The Topix has risen 1.2 percent this year through last week as a wave of stimulus measures was introduced in Asia, the U.S. and Europe to fight the global slowdown in growth. Shares on the gauge trade at about 0.88 times book value, compared with 2.25 for the Standard & Poor’s 500 Index and 1.51 times for the Stoxx Europe 600 Index. A number lower than one means a company can be bought for less than the value of its assets.
The IMF said today the world economy will expand 3.3 percent this year, the slowest pace since the 2009 recession, and 3.6 percent next year. That compares with July projections of 3.5 percent growth in 2012 and 3.9 percent for 2013. The Washington-based global lender now sees “alarmingly high” risks of a steeper slowdown. The IMF’s 188 member countries are meeting in Tokyo this week.
“Asia is of course a world major trader and major exporter, and it’s suffering from not only a slowdown in China, but also across all of Europe,” said Matthew Sherwood, Sydney-based head of markets research for Perpetual Investments, which oversees about $25 billion. “We are looking at balance-sheet risks in each individual company because we are in a capital-constrained world. Therefore, companies that can fund their own balance sheets are in a very strong relative position.”
Exporters fell, with Komatsu dropping 3.4 percent to 1,494 yen. Panasonic Corp., an electronics company that generates about 47 percent of its sales outside Japan, slid 3.5 percent to 496 yen.

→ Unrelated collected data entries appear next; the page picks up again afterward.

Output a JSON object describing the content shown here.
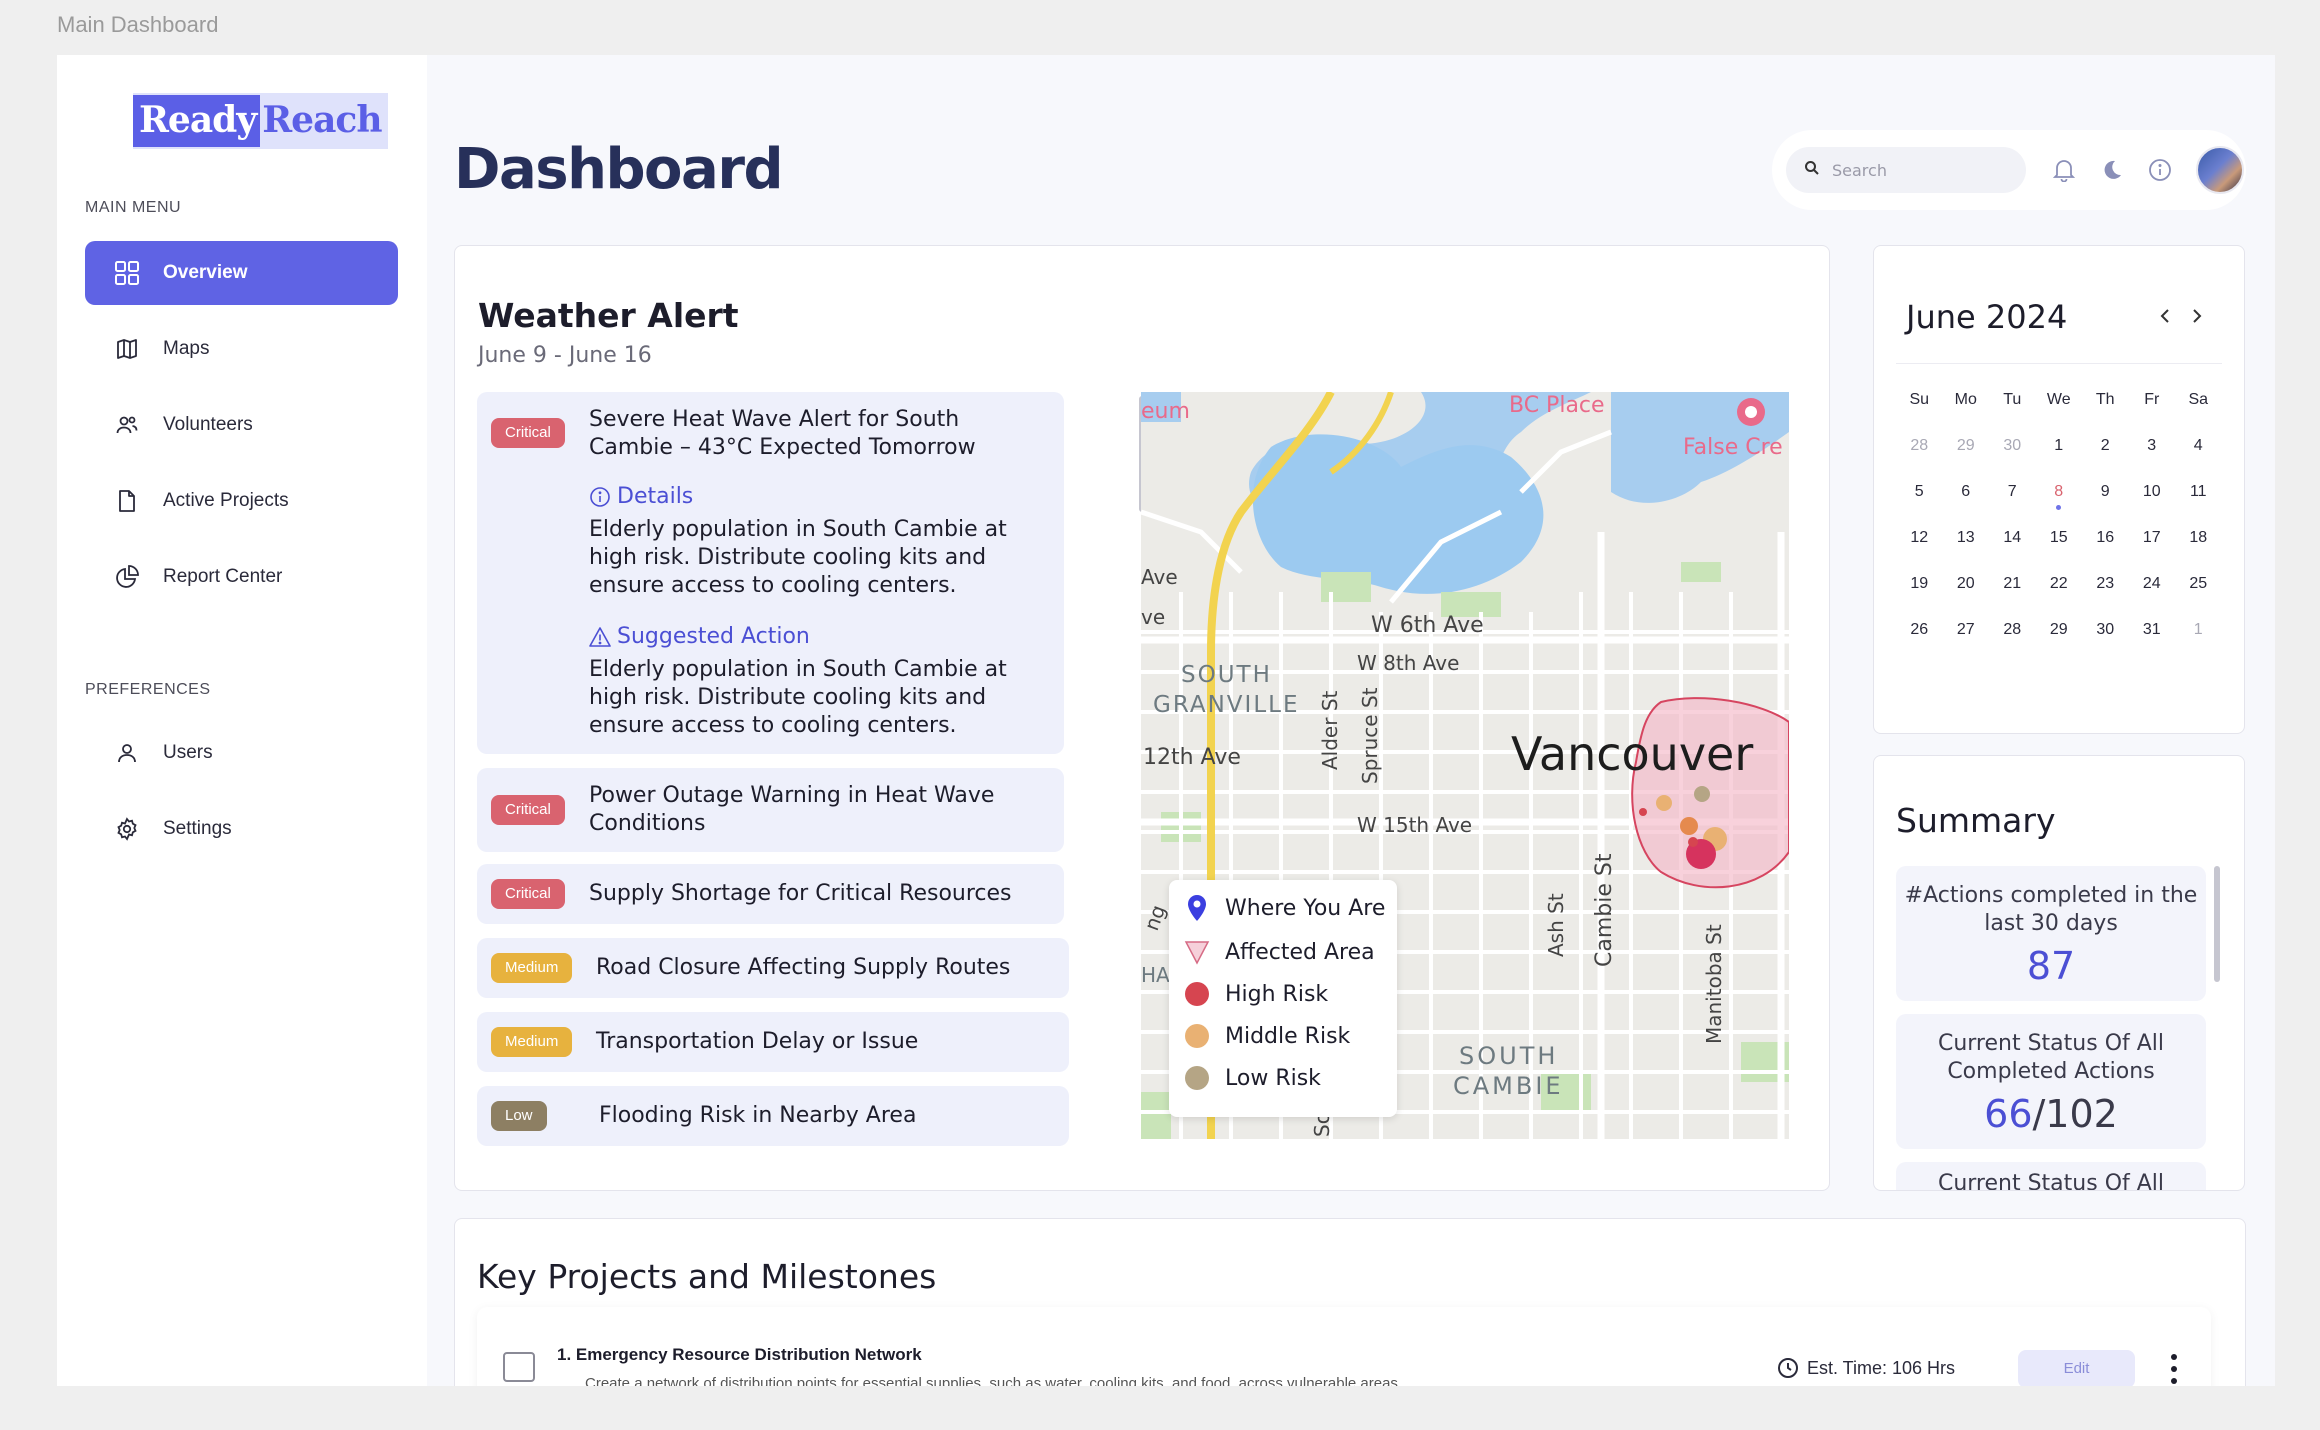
{
  "window": {
    "title": "Main Dashboard"
  },
  "brand": {
    "part1": "Ready",
    "part2": "Reach"
  },
  "sidebar": {
    "main_menu_label": "MAIN MENU",
    "preferences_label": "PREFERENCES",
    "main_items": [
      {
        "label": "Overview",
        "icon": "grid-icon",
        "active": true
      },
      {
        "label": "Maps",
        "icon": "map-icon"
      },
      {
        "label": "Volunteers",
        "icon": "people-icon"
      },
      {
        "label": "Active Projects",
        "icon": "document-icon"
      },
      {
        "label": "Report Center",
        "icon": "pie-chart-icon"
      }
    ],
    "pref_items": [
      {
        "label": "Users",
        "icon": "user-icon"
      },
      {
        "label": "Settings",
        "icon": "gear-icon"
      }
    ]
  },
  "header": {
    "title": "Dashboard",
    "search_placeholder": "Search"
  },
  "weather": {
    "title": "Weather Alert",
    "range": "June 9 - June 16",
    "alerts": [
      {
        "severity": "Critical",
        "title": "Severe Heat Wave Alert for South Cambie – 43°C Expected Tomorrow",
        "details_label": "Details",
        "details_text": "Elderly population in South Cambie at high risk. Distribute cooling kits and ensure access to cooling centers.",
        "action_label": "Suggested Action",
        "action_text": "Elderly population in South Cambie at high risk. Distribute cooling kits and ensure access to cooling centers."
      },
      {
        "severity": "Critical",
        "title": "Power Outage Warning in Heat Wave Conditions"
      },
      {
        "severity": "Critical",
        "title": "Supply Shortage for Critical Resources"
      },
      {
        "severity": "Medium",
        "title": "Road Closure Affecting Supply Routes"
      },
      {
        "severity": "Medium",
        "title": "Transportation Delay or Issue"
      },
      {
        "severity": "Low",
        "title": "Flooding Risk in Nearby Area"
      }
    ],
    "map": {
      "city": "Vancouver",
      "labels": {
        "w6": "W 6th Ave",
        "w8": "W 8th Ave",
        "w12": "12th Ave",
        "w15": "W 15th Ave",
        "south_granville_1": "SOUTH",
        "south_granville_2": "GRANVILLE",
        "south_cambie_1": "SOUTH",
        "south_cambie_2": "CAMBIE",
        "alder": "Alder St",
        "spruce": "Spruce St",
        "ash": "Ash St",
        "cambie": "Cambie St",
        "manitoba": "Manitoba St",
        "bc_place": "BC Place",
        "false_cr": "False Cre",
        "eum": "eum",
        "ave1": "Ave",
        "ave2": "ve",
        "ha": "HA",
        "ng": "ng",
        "so": "So"
      },
      "legend": [
        {
          "label": "Where You Are",
          "kind": "pin",
          "color": "#3b3fe0"
        },
        {
          "label": "Affected Area",
          "kind": "triangle",
          "color": "#e9a3b3"
        },
        {
          "label": "High Risk",
          "kind": "dot",
          "color": "#d64550"
        },
        {
          "label": "Middle Risk",
          "kind": "dot",
          "color": "#e9b173"
        },
        {
          "label": "Low Risk",
          "kind": "dot",
          "color": "#b5a585"
        }
      ]
    }
  },
  "calendar": {
    "title": "June 2024",
    "weekdays": [
      "Su",
      "Mo",
      "Tu",
      "We",
      "Th",
      "Fr",
      "Sa"
    ],
    "weeks": [
      [
        "28",
        "29",
        "30",
        "1",
        "2",
        "3",
        "4"
      ],
      [
        "5",
        "6",
        "7",
        "8",
        "9",
        "10",
        "11"
      ],
      [
        "12",
        "13",
        "14",
        "15",
        "16",
        "17",
        "18"
      ],
      [
        "19",
        "20",
        "21",
        "22",
        "23",
        "24",
        "25"
      ],
      [
        "26",
        "27",
        "28",
        "29",
        "30",
        "31",
        "1"
      ]
    ],
    "today": "8"
  },
  "summary": {
    "title": "Summary",
    "stats": [
      {
        "label": "#Actions completed in the last 30 days",
        "value": "87"
      },
      {
        "label": "Current Status Of All Completed Actions",
        "value": "66",
        "total": "/102"
      },
      {
        "label": "Current Status Of All"
      }
    ]
  },
  "projects": {
    "title": "Key Projects and Milestones",
    "items": [
      {
        "name": "1. Emergency Resource Distribution Network",
        "description": "Create a network of distribution points for essential supplies, such as water, cooling kits, and food, across vulnerable areas",
        "time": "Est. Time: 106 Hrs",
        "edit_label": "Edit"
      }
    ]
  },
  "colors": {
    "accent": "#5f63e4",
    "critical": "#d9636f",
    "medium": "#e7b23e",
    "low": "#8d7f63"
  }
}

Companies on the Nikkei 225 for which geographic revenue data are available get 31 percent of their sales outside Japan, according to data compiled by Bloomberg.
Carmakers fell after the Nikkei newspaper reported Japan’s three largest automakers plan to halve production in China as a territorial dispute continues to damp demand for Japanese goods.
Honda lost 2.5 percent to 2,361 yen. Toyota slid 1.5 percent to 3,000 yen, while Nissan declined 1.9 percent to 656 yen.
Sharp slumped 15 percent to 151 yen, the lowest in at least 38 years. The company’s rating was cut to sell/neutral and its target price lowered to 120 yen by Goldman Sachs, which said the electronics maker may have to issue new stock to raise funds.
Futures on the S&P 500 added 0.2 percent today after the index dropped 0.4 percent in New York yesterday, with Apple Inc. pacing declines among technology stocks.
Among stocks that rose, CellSeed jumped 4.4 percent to 788 yen after stem cells derived from a mouse’s skin won a Nobel Prize for Kyoto University professor Shinya Yamanaka, 50. Japan Tissue Engineering Co., a biotechnology company, jumped 7.2 percent to 70,200 yen.